I think my “aggressive positivity” grew out of a fear that people wouldn’t like me if I was negative, coupled with an inability to deal with my own complicated emotions. Dismissing all things negative—either by reframing them or simply ignoring them—allowed me to come across as ceaselessly positive and to deny that I ever felt anything upsetting. I used to laugh about my ability to put a positive spin on anything, but now I see it as a defense mechanism.

What I’ve learned is that reframing pain, sadness, and other emotions I used to see as negative into things I saw as positive—opportunities was my favorite—was just a way to avoid the difficulty of the “negative emotion.” I still felt pain and sadness, I just didn’t talk about it . . . and the less I talked about it, the harder it was to talk about it. My vocabulary around emotions became very limited.

Since my husband’s stroke, I’ve taken a different tact. I’ve chosen to embrace the hard parts of life with the same energy I bring to the easy parts. I’ve learned what it means to turn toward the emotions that used to frighten me.  I’m expanding my vocabulary around emotions. When I have a challenging day, I can say I was sad, sorrowful, anxious, caught up in memories, reflective, grief stricken, heavy hearted, and more—and each of those choices means something distinct to me. None of those terms is bad or even negative—they are simply descriptions of normal emotional states.

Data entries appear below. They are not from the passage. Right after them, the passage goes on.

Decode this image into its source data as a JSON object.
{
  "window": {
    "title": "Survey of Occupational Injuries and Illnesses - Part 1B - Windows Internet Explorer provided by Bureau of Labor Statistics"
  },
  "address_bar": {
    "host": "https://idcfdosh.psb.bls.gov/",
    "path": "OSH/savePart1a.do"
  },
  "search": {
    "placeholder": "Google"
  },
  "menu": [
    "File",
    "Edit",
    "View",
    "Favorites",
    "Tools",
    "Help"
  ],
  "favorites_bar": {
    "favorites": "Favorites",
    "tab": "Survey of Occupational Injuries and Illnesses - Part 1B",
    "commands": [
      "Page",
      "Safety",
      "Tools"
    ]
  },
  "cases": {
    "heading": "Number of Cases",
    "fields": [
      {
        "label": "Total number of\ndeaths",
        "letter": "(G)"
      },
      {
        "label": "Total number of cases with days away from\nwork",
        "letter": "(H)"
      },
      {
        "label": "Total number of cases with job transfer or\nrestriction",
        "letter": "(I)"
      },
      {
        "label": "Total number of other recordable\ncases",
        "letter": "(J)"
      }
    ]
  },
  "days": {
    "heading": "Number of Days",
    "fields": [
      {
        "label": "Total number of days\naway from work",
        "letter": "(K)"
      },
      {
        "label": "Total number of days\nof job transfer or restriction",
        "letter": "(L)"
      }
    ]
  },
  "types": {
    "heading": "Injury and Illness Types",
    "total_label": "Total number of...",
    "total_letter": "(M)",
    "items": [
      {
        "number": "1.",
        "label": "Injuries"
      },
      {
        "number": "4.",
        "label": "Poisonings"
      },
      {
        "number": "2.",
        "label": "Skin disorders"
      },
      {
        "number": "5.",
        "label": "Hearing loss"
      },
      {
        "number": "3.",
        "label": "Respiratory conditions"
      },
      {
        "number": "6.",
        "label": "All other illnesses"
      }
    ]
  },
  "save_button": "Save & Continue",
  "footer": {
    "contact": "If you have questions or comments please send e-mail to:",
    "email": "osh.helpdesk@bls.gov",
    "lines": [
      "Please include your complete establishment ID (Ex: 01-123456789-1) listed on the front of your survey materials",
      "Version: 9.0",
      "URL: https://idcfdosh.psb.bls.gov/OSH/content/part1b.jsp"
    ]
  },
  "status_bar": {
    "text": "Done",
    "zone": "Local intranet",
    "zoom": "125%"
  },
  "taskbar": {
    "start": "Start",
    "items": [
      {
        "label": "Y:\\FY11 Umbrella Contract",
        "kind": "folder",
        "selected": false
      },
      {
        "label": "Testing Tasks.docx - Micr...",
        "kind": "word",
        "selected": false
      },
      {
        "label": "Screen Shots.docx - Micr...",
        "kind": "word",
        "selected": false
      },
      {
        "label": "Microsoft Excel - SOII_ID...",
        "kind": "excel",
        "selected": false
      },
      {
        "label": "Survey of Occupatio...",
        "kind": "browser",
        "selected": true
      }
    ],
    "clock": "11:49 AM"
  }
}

All the time I find the topics I think and write about—disability, caregiving, death, and grief—to involve elements of both sadness and joy. In my “aggressively positive” days I would have acknowledged only the joy. Now I acknowledge the sadness, too. Ironically, what kept me from acknowledging the sadness in the past was fear of the sadness, but acknowledging it actually makes it feel less scary.

Going through the experience of my husband’s stroke, becoming his caregiver, and then being widowed has given me a new appreciation for the acknowledgment that sometimes life just sucks. And that’s normal.

I was telling a new acquaintance recently about my husband’s stroke and they said, “That sounds like it must have been intense. What was that like?” I appreciated their response because it both acknowledged the complexity of the situation and invited me to say more about it. They didn’t try to change the subject, lighten the mood, or put a positive spin on things.

I was with another new acquaintance recently when I unexpectedly began crying. Their response was perfect—they asked me what I needed. They didn’t seem shocked by my tears or act like there was anything wrong with me.

These two people demonstrate how simple it can be to normalize events and emotions that are, in fact, normal, but that we often shy away from.